Electrosonic, an international audio-visual company specializing in AV systems integration and services, spent 18 months designing and building the system, which employs RFID hardware complying with the ISO 14443B RFID standard for passive HF tags. Originally, RFID Inc., a Colorado-based RFID systems provider, had designed a 125 kHz low-frequency (LF) reader for Electrosonic to install, because Ralph Appelbaum Associates required that the application for the 75 kiosks have a reader mounted on or near metal. The 125KHz system met the required read range and did perform favorably in tests. But in the end, the project leaders decided that it was best to adopt a 13.56Mhz solution that would be compatible with Ticketmaster’s ticketing/e-commerce solution.

Ticketmaster, also involved in the project, provided RFID-enabled point-of-sale (POS) payment devices based on the ISO 14443B RFID standard, to process purchases made with cash, as well as RFID-enabled credit and debit cards, such as those containing Visa payWave or MasterCard PayPass RFID chips. Ticketmaster controls purchases through the Hall of Fame’s box office, and wanted to use the RFID-enabled POS readers to activate the “hard cards.”

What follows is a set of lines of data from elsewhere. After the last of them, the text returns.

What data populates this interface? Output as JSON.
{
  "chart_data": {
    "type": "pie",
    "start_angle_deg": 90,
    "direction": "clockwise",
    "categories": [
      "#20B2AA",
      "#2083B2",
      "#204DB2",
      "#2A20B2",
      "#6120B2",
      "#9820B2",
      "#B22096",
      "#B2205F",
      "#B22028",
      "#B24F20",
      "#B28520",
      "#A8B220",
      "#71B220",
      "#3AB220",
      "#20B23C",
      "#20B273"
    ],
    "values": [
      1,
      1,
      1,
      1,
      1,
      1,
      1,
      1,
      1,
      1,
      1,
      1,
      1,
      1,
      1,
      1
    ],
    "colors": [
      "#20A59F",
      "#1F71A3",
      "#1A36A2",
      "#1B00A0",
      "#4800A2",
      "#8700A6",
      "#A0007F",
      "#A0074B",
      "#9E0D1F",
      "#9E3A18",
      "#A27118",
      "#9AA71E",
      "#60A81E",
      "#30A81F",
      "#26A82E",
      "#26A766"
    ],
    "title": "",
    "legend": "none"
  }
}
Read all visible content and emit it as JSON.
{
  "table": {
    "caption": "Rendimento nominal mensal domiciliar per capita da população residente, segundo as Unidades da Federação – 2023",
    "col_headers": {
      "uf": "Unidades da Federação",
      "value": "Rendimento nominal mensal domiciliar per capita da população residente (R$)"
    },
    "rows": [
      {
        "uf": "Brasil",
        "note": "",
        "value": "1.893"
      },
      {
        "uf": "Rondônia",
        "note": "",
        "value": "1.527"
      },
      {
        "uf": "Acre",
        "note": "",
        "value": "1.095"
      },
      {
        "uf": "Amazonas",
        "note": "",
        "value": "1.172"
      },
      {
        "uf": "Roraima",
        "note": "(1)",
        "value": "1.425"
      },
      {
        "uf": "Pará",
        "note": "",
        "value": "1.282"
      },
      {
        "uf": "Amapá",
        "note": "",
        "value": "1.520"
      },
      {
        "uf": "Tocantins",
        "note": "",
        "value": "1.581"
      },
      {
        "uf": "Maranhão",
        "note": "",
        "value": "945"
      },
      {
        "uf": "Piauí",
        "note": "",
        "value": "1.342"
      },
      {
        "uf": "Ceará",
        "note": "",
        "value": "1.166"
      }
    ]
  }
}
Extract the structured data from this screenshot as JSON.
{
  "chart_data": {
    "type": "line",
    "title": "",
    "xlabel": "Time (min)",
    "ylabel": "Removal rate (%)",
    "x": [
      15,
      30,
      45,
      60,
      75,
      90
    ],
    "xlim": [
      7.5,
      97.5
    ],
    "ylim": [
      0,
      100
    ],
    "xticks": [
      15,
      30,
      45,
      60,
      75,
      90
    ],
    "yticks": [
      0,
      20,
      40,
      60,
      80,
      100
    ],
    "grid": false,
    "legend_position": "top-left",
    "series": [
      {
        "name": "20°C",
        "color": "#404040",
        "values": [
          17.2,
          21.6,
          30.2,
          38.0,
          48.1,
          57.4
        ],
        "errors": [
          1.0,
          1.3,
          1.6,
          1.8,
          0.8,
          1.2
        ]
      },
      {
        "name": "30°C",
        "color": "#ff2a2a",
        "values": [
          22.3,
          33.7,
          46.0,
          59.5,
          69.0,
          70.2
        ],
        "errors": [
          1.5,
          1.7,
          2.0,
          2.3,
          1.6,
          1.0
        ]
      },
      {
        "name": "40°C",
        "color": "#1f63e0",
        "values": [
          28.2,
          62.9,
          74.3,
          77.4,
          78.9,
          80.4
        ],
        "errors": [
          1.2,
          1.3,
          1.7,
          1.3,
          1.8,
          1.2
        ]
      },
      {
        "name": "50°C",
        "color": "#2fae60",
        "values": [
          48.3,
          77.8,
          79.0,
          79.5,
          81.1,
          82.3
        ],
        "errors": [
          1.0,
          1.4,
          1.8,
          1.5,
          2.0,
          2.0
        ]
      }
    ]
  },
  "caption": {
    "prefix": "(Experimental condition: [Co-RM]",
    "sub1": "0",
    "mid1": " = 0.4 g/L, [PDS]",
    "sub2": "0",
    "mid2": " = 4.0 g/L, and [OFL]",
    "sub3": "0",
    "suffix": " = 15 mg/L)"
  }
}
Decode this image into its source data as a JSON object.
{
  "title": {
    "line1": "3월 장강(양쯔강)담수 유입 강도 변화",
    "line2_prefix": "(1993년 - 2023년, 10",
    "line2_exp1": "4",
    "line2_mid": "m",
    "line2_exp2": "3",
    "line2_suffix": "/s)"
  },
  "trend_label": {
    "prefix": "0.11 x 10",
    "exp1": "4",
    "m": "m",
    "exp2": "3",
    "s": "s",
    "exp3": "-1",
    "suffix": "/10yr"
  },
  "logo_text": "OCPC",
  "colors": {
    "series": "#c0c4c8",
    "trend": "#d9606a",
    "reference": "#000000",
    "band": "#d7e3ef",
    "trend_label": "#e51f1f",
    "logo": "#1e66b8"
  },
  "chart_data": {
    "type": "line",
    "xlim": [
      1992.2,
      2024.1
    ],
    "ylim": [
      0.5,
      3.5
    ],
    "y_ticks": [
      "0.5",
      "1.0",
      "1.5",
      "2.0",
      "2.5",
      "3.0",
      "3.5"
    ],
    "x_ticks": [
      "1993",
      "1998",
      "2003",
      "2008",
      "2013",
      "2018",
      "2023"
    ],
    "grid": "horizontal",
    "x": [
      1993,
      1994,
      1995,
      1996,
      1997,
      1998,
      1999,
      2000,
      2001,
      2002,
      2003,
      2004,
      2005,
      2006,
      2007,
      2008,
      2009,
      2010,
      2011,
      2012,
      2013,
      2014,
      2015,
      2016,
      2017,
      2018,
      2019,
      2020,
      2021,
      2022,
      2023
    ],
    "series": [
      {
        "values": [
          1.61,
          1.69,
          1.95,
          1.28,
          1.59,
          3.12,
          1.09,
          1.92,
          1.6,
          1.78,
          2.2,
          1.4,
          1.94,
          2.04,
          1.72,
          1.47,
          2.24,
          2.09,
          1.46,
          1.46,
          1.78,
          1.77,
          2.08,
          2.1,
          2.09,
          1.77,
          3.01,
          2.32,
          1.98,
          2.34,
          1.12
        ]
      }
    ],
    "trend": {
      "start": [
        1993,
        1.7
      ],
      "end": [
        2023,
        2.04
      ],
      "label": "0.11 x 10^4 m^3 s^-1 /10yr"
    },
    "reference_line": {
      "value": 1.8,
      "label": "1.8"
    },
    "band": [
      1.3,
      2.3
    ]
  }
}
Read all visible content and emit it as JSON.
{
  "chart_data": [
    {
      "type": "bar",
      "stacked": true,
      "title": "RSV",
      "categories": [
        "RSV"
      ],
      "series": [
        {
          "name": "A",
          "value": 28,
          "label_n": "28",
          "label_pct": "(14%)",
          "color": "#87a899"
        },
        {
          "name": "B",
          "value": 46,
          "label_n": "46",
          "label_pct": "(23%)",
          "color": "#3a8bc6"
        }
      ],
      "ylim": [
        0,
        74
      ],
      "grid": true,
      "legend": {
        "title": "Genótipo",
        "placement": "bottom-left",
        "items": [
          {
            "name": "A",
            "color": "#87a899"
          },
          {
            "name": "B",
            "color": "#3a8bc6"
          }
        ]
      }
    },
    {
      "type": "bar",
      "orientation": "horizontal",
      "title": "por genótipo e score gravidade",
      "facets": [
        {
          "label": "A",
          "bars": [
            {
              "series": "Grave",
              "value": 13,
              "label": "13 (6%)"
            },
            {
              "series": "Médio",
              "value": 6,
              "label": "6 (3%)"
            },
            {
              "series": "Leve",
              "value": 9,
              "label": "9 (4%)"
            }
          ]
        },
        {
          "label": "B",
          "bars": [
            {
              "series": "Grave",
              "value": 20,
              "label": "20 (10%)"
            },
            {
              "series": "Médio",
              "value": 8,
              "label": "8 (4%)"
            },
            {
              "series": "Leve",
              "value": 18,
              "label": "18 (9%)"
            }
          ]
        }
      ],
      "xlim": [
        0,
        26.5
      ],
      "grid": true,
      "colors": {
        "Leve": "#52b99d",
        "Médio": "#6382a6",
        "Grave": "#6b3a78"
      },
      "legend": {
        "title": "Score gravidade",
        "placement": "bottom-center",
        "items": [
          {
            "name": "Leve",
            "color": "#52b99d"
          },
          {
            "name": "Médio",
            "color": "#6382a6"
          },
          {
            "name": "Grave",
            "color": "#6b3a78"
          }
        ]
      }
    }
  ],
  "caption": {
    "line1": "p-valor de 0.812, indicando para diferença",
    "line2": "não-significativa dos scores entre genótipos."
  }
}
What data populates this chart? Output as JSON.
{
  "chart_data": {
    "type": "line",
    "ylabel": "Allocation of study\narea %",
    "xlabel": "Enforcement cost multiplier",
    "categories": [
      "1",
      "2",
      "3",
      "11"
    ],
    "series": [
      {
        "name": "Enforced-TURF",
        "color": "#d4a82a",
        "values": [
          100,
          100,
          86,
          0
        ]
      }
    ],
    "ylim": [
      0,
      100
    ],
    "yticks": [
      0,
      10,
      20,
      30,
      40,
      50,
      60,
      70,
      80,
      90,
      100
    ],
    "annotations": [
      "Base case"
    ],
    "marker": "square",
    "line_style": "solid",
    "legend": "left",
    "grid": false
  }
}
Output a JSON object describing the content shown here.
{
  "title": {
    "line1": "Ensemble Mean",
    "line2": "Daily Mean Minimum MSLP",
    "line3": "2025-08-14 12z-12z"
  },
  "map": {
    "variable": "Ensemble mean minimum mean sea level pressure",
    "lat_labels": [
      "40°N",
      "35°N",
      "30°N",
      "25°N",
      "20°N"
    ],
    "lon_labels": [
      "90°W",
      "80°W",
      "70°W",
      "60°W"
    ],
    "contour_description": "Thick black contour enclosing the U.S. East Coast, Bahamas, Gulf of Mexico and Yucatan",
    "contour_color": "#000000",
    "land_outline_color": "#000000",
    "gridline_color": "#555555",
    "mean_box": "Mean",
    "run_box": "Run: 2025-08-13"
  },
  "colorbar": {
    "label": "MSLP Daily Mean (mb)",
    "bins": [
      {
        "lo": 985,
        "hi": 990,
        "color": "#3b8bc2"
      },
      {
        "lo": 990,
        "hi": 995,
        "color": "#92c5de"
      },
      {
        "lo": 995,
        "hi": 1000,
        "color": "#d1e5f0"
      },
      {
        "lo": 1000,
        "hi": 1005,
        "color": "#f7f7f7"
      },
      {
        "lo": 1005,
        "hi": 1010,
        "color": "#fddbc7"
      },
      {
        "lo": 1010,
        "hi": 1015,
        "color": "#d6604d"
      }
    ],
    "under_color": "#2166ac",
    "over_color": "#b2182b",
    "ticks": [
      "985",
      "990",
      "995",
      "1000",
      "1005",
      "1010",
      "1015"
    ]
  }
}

Having the RFID-enabled POS devices use the same sort of RFID technology employed by the Hall of Fame’s turnstiles and exhibits would provide complete integration throughout the facility. Therefore, RFID Inc. went back to the drawing board to develop an HF reader based on Ticketmaster’s specifications, along with a high-gain antenna.

There were a variety of challenges, says James Heurich, RFID Inc.’s president. For example, he explains, the USB repeaters that extend power to RFID readers across a longer distance didn’t work correctly; the repeaters made the readers lock up.

The exhibit’s designers had very specific requirements regarding how they thought visitors should place the card on the kiosk screen so that it could be read, says Bryan Abelowitz, Electrosonic’s sales engineer. Ralph Appelbaum Associates wanted visitors to place the entire card on the screen, but had to settle for half off and half on, due to technical challenges involving the readers’ inability to identify cards in the metal kiosks.

The readability issue required the team to develop a Plexiglas piece for the card to sit upon. This allowed Ralph Appelbaum Associates to successfully create the unique, high-tech customizable experience for visitors that it had hoped to achieve.